Informazioni sulla sentenza
- Numero di ricorso: 5418/15
- Data della sentenza: 07/07/2022
- Stato Convenuto: Grecia
- Oggetto: Naufragio – Diritto alla vita – Protezione dei rifugiati – Procedura d’inchiesta – Trattamento degradante
Fatti
Il caso riguarda il naufragio di un’imbarcazione avvenuto il 20 gennaio 2014 nelle acque dell’isola di Farmakonisi, nel Mar Egeo, che trasportava rifugiati e richiedenti asilo, principalmente di nazionalità afgana, siriana e palestinese. A seguito di una presunta manovra di respingimento effettuata dalla Guardia costiera greca, l’imbarcazione si è capovolta, causando la morte di undici persone, inclusi bambini.
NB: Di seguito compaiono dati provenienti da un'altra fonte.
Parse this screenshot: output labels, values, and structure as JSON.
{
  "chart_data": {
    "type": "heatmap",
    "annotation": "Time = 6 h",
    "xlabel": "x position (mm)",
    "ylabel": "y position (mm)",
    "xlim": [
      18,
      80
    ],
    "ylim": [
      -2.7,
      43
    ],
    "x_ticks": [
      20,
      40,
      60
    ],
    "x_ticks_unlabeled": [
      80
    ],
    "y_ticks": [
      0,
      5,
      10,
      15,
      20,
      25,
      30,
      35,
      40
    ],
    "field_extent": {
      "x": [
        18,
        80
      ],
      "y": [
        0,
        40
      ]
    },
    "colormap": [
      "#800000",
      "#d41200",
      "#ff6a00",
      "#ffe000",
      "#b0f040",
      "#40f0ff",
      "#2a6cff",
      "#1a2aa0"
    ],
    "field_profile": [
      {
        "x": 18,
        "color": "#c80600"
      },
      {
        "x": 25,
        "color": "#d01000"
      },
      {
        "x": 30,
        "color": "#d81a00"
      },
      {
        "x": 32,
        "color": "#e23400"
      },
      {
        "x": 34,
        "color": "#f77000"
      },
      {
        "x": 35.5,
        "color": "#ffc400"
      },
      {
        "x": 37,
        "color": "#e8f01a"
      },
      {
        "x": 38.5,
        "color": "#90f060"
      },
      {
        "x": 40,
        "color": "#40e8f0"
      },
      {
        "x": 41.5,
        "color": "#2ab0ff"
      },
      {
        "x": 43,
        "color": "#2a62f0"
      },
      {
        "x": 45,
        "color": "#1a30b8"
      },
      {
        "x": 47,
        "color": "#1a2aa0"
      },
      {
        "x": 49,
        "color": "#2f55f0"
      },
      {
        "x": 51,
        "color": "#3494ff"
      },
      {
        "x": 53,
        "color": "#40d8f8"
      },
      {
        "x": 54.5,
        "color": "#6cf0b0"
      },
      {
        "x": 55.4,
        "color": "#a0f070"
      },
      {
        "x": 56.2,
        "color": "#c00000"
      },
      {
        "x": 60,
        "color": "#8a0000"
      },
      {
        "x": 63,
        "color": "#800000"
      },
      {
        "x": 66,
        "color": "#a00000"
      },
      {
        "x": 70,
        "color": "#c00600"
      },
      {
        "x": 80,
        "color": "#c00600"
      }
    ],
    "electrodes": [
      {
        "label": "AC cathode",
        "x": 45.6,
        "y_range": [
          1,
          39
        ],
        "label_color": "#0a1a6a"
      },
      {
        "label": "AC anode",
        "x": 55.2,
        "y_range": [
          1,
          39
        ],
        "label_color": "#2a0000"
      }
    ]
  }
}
I ricorrenti, sopravvissuti al naufragio, accusano le autorità greche di omissioni e negligenze nell’organizzazione delle operazioni di soccorso, nonché di trattamenti inumani e degradanti subiti al loro arrivo sull’isola di Farmakonisi, dove furono perquisiti e costretti a spogliarsi in pubblico. I ricorrenti contestano l’inadeguatezza dell’inchiesta penale e giudiziaria greca, denunciando la mancanza di misure di controllo e trasparenza nell’operazione di salvataggio.
Motivazioni
La Corte Europea dei Diritti dell’Uomo ha esaminato il caso alla luce degli articoli 2 e 3 della Convenzione, che tutelano rispettivamente il diritto alla vita e il diritto a non essere sottoposti a trattamenti inumani e degradanti. In merito all’articolo 2, la Corte ha rilevato che la Grecia aveva obblighi positivi di protezione della vita umana, specie nei confronti di individui vulnerabili come rifugiati in pericolo in mare. La decisione si concentra sull’inadeguatezza delle misure adottate dalle autorità greche, sottolineando la mancata predisposizione di un efficace piano di soccorso, l’assenza di un’indagine autonoma e la scarsa partecipazione dei sopravvissuti al processo investigativo. Sotto l’aspetto procedurale, la Corte osserva che l’inchiesta non ha tenuto conto delle testimonianze dei richiedenti e ha ignorato possibili ulteriori piste d’indagine. Per quanto riguarda l’articolo 3, la Corte constata che le perquisizioni e il trattamento degradante subito dai sopravvissuti al loro arrivo costituiscono una violazione della dignità umana. La mancanza di un’adeguata procedura di accoglienza e la perquisizione forzata in condizioni umilianti sono considerati atti lesivi della dignità dei richiedenti, i quali avevano già subito traumi derivanti dal naufragio.
Conclusioni
La Corte ha stabilito che vi è stata una violazione dell’articolo 2 della Convenzione sotto il profilo procedurale, per la mancanza di un’indagine efficace e indipendente sugli eventi. Ha riscontrato inoltre una violazione dell’articolo 3 a causa delle condizioni degradanti inflitte ai sopravvissuti durante le perquisizioni. La sentenza riconosce la necessità di misure più rigorose per garantire la tutela dei diritti dei rifugiati e prevenire simili episodi di maltrattamento e mancato soccorso in futuro.